Studied at the ANU under the Australian Government Research Training Program Domestic Scholarship.

My Research Interests
I always have a lot of interest in various disciplines of machine learning.
Currently, I am spending most of my time on the following 3 topics:
1) On Automating the Pipeline of Creating Synthetic Clinical Data,
2) On Processing Long Documents of Mixed Type Data, and
3) On the Theories of Continual Network Optimisation in a Low Resource Environment.

Extra Activities
I am a member of Dr.
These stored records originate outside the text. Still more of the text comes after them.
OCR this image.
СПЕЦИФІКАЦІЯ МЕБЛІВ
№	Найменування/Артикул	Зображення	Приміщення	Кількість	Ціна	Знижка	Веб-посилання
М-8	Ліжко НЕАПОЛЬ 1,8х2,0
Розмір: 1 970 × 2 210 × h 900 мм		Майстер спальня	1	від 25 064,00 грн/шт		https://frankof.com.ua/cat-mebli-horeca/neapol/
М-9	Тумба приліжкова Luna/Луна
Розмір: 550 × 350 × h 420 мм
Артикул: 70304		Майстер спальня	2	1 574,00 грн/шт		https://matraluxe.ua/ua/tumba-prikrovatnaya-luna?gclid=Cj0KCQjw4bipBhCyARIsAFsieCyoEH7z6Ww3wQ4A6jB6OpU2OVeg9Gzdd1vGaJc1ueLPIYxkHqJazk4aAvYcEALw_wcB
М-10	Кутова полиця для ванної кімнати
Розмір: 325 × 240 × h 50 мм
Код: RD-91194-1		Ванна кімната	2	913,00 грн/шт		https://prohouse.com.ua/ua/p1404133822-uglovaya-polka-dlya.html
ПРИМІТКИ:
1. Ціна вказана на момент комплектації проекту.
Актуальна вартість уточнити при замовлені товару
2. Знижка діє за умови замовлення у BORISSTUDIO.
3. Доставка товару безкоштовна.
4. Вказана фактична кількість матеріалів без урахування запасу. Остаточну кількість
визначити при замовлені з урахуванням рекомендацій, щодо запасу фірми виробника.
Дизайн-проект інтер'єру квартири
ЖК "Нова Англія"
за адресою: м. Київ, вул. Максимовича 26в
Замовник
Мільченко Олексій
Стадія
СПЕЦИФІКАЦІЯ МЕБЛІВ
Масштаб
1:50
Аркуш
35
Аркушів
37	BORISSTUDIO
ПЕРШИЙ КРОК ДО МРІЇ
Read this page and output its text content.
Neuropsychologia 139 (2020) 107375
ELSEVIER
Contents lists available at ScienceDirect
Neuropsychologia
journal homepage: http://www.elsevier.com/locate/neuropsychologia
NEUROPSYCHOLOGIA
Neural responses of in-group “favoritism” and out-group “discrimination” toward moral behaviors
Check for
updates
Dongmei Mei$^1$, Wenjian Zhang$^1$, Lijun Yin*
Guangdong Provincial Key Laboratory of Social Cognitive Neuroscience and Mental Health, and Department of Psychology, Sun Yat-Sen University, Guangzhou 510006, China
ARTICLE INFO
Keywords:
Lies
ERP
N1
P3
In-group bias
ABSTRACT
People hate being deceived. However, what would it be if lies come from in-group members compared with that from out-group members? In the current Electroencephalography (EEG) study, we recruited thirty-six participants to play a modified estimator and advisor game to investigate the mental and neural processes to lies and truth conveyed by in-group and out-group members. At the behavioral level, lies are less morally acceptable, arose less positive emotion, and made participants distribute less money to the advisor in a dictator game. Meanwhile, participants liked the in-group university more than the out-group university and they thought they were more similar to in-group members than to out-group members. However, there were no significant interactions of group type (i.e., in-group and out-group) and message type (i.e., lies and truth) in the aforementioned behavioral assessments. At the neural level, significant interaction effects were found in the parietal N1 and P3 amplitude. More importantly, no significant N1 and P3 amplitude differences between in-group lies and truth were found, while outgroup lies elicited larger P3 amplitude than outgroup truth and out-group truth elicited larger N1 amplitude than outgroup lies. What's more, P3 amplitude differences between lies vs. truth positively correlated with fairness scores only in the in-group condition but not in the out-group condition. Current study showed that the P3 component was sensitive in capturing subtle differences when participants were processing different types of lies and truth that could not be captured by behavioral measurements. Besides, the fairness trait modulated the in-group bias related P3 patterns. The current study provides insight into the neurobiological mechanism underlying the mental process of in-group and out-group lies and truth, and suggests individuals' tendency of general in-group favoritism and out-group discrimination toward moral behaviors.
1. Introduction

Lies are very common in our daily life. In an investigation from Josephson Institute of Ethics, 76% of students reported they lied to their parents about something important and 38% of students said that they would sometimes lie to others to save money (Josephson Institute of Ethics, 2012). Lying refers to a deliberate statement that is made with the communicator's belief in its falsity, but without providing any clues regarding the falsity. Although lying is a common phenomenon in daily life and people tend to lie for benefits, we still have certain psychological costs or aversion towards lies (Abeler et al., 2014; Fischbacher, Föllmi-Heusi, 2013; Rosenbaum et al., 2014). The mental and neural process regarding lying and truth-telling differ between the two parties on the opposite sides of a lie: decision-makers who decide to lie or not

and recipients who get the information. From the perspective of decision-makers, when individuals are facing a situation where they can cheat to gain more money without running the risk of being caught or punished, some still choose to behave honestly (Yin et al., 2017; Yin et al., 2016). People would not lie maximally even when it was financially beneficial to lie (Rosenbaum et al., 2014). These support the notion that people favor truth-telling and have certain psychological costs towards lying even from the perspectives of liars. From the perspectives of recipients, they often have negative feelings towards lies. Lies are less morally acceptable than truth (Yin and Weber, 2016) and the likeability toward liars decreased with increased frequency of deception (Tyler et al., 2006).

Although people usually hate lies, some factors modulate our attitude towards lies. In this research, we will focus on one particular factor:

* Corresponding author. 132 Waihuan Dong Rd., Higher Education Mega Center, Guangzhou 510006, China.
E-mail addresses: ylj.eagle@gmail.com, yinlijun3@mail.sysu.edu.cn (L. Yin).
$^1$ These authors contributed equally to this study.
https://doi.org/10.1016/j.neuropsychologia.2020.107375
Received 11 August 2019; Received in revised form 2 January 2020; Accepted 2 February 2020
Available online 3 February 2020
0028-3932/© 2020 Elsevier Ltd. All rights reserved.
Oscar Perez Concha's Friday Machine Learning Club.
Most of our discussions in 2022 are / will be related to the latest developments of
Transformer-based neural network models for natural language processing.

My Teaching

I am working with my CBDRH colleagues in preparing Health Data Analytics (HDAT) course materials.

You will find me appearing on
HDAT9000 -- Clinical Artificial Intelligence -- on the Causal Inference lectures; and
HDAT9510 -- Machine Learning II -- on the RNN lectures.